French football is in crisis after revelations that the sport’s managing officials have considered unofficial – and illegal – quotas to limit the number of young black and Arab hopefuls in French training academies.
Secret recordings published by the investigative website Mediapart revealed that Laurent Blanc, France’s respected team manager, appeared to concur with measures to bar non-white players with dual nationality, who could go on to play for other countries after having been trained with French public funds.
The controversy comes at a sensitive time in France, when questions of race and nationality are in the spotlight as the extreme right and anti-immigration National Front appears to be making big electoral gains.
President Nicolas Sarkozy has deliberately taken his party further to the right in a bid to stem defections to the National Front ahead of a presidential election next spring.
The revelations have increased unease over these tactics. The scandal proved that “the arguments of the National Front have ended up invading all spheres of public debate and today are taking over French football”, said François Asensi, parliamentarian from the largely immigrant Parisian suburb of Seine Saint Denis.

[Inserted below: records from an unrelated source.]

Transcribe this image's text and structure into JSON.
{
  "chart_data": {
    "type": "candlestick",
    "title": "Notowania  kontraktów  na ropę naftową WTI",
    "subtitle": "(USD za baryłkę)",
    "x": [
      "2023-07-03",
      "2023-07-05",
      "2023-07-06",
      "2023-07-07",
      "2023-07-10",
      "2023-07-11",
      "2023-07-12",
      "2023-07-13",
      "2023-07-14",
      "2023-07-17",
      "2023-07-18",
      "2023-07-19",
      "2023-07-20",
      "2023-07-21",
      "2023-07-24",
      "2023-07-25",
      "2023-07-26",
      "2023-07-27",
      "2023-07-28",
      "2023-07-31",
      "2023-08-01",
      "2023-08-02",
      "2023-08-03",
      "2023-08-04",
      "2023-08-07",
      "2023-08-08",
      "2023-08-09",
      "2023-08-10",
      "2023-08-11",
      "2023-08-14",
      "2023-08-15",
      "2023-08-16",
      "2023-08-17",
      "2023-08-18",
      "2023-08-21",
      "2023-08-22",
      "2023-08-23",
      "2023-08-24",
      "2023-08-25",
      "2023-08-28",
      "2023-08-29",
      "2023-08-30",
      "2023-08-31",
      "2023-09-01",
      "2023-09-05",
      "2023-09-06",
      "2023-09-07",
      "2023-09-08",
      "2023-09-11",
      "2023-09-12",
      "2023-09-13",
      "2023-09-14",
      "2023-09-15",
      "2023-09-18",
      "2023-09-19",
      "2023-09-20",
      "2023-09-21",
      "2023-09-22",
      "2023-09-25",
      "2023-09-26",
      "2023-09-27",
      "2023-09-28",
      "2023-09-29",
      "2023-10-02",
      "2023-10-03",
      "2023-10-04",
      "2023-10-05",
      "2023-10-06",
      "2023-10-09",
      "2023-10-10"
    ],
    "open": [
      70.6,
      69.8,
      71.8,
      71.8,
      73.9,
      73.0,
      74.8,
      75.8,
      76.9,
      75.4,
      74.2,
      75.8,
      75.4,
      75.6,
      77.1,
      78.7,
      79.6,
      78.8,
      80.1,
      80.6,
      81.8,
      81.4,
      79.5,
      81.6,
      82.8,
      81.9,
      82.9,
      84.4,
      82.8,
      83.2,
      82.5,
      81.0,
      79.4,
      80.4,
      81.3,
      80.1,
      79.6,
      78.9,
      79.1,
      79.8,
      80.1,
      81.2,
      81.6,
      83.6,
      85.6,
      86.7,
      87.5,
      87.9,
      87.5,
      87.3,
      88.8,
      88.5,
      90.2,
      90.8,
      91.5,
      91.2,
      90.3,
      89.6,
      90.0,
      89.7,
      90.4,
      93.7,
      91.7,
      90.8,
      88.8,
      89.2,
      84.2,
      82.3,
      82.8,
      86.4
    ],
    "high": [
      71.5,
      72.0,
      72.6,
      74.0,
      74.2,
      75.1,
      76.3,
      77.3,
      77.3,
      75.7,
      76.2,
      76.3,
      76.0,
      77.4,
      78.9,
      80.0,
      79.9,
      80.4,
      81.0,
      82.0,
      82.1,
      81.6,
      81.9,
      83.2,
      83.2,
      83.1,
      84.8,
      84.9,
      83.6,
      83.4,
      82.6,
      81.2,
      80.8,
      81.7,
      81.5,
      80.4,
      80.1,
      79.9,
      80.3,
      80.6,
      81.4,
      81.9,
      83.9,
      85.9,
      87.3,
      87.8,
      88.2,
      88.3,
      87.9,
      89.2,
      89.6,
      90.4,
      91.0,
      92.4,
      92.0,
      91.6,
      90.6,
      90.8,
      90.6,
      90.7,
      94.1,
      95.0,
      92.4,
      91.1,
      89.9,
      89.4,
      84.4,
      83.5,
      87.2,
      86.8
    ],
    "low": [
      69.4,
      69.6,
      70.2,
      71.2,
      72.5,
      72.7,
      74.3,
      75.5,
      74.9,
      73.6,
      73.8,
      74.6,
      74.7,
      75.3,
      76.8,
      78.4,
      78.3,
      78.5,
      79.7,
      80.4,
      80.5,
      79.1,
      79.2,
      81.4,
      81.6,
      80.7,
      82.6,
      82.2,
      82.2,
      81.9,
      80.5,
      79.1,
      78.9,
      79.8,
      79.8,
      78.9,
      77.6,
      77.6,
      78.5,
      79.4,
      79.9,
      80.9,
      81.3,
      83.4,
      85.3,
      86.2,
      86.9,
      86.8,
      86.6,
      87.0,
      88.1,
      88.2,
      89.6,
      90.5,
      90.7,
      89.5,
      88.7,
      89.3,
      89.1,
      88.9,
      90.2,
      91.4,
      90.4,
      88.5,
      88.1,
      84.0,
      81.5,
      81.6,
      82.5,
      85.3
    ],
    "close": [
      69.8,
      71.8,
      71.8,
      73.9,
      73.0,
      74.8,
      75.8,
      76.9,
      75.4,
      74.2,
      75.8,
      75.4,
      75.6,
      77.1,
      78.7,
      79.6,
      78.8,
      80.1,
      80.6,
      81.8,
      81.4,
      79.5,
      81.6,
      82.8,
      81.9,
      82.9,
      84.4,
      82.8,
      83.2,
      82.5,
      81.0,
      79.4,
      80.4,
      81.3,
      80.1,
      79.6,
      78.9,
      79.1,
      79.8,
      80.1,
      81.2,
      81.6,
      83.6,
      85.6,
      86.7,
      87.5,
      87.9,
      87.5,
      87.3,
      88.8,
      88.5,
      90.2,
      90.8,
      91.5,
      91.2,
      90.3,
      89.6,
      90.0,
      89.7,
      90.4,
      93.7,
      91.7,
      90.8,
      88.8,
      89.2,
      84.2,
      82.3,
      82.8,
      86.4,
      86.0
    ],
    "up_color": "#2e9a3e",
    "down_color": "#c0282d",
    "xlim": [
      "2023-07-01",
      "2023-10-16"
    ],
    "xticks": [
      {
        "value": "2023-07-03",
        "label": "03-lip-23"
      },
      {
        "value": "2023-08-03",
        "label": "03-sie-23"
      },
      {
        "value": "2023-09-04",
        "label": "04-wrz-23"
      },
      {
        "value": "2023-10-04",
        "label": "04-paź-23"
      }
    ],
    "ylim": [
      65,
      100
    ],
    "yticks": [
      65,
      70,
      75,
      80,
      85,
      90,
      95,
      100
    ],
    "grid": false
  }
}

Blanc, who was a member of the multi-ethnic team that brought home the World Cup in 1998, is heard making controversial comments on the tape about the choice of players.
“You have the impression that we only produce one kind of player: big, strong and fast . . . Who are the big strong and fast players? The blacks,” he is heard saying.
In the recording, Blanc insists he is not racist and the discussion appears to have begun with a debate on the skills of power versus technique in France’s team. But his comments appear to reinforce racial stereotypes by suggesting black players are limited to power and speed. “The Spanish tell me, “we don’t have this problem. We don’t have any blacks”, Blanc says on the tape.
The controversy has shattered one of the most powerful myths of modern sporting history. When France won the 1998 World Cup, the team was hailed as a powerful symbol of successful integration, bringing together “white black and Arab”. The casual comments by a well-liked manager, and the suggestion by France’s sporting officials that non-white players pose a problem, reveal that this was only ever a myth, says Patrick Mignon, sociologist with Insep, a sports institute.
“Football became a mascot that allowed us to speak of society’s problems through the success or failure of the team,” he says.
This week those same team members who symbolised social integration have broken the sport’s unspoken code to openly criticise the federation and denounce nascent racism.
Guadeloupe-born Lilian Thuram, Blanc’s team-mate in 1998, has called for sanctions.
The government has launched an investigation, alongside an inquiry by the French football federation, which is due to report next week.
But few believe Blanc will be sacked, unless there are more revelations. Though at first he denied the comments, Blanc apologised after the tapes were published. Chantal Jouanno, sports minister, has defended him, though she said he might have made inappropriate comments. Blanc is well-liked, and even Thuram has said he does not believe him to be a racist.